A first-round pick of the Boston Bruins in 2003, the 27-year-old Rochester, Minn. product came to the Thrashers/Jets organization last February along with Blake Wheeler in a trade that sent Rich Peverley and Boris Valabik to Beantown. Stuart, for the record, has played in 351 NHL games and has 17 goals and 31 assists.
But it's his presence in the room, not necessarily what shows up on the stat sheet, that is immeasurable. Just ask around.
"He's a heart and soul guy that just shows up and battles for his teammates," said captain Andrew Ladd. "He's a big leader in that room. I can't say enough about him. I know everyone in there appreciates what he does with the blocking shots and killing penalties... it's all the little things he does that helps us win games. A guy like that is invaluable."
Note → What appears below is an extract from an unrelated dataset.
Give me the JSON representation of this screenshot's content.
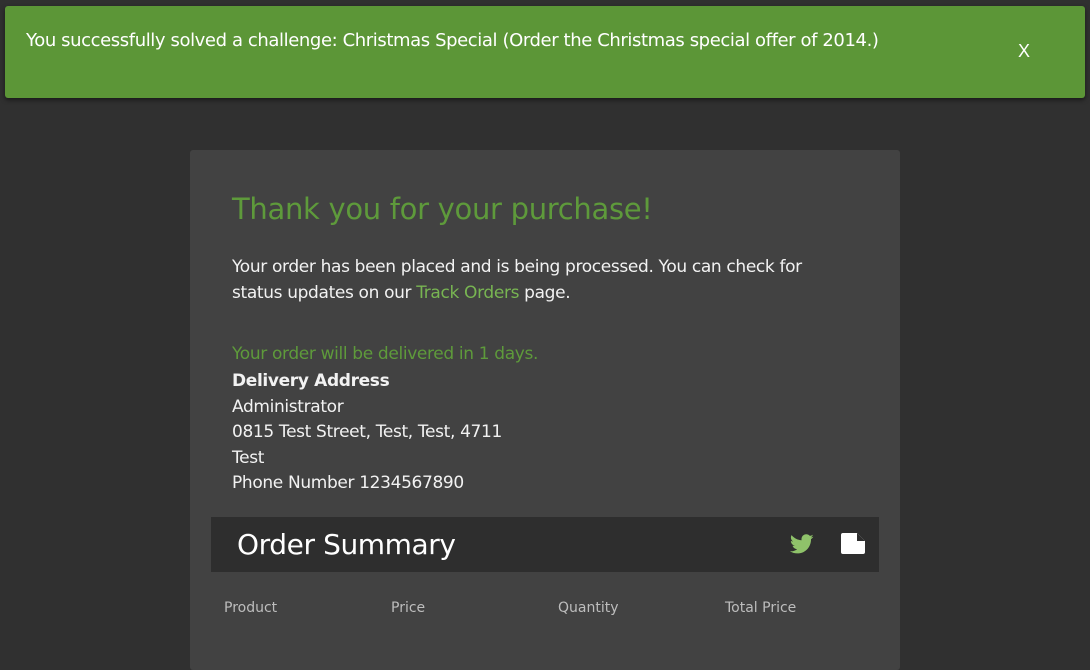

"He's a pretty intense guy," added Zach Bogosian. "He'll smile and stuff like that, but when it's time to work he's the guy that's first in line and ready to work. He's a great leader and he does anything to win. He's stood up to some pretty tough guys recently. He has so much respect from his teammates. It's good to have a guy like that on your team because he's hard to play against."
Stuart grew up in a hockey-mad family. His older brother Mike played at Colorado College, in Austria and in the AHL and ECHL. Colin has suited up with both Rochester and Buffalo this season. And his sister Cristin played at Boston College.
And his father Michael just so happens to be the chief medical officer for USA Hockey and the vice chairman of Orthopedic Surgery at the Mayo Clinic.
Asked before Thursday's win over Buffalo if his dad must cringe every time he drops to block a shot -- he'd understand better than most how much damage a Zdeno Chara slapper might inflict, after all -- Mark just grins.
"Ahh, he knows it's something I have to do," he said. "It's part of my job."
On Friday, Stuart offered up this take that could very well be his own personal mantra and best sum up why the man is so respected in the Jets locker-room:
"As long as we're winning, the bumps and bruises don't really matter," he said. "This is something I take very seriously. I like to win. I hate to lose more than I like to win."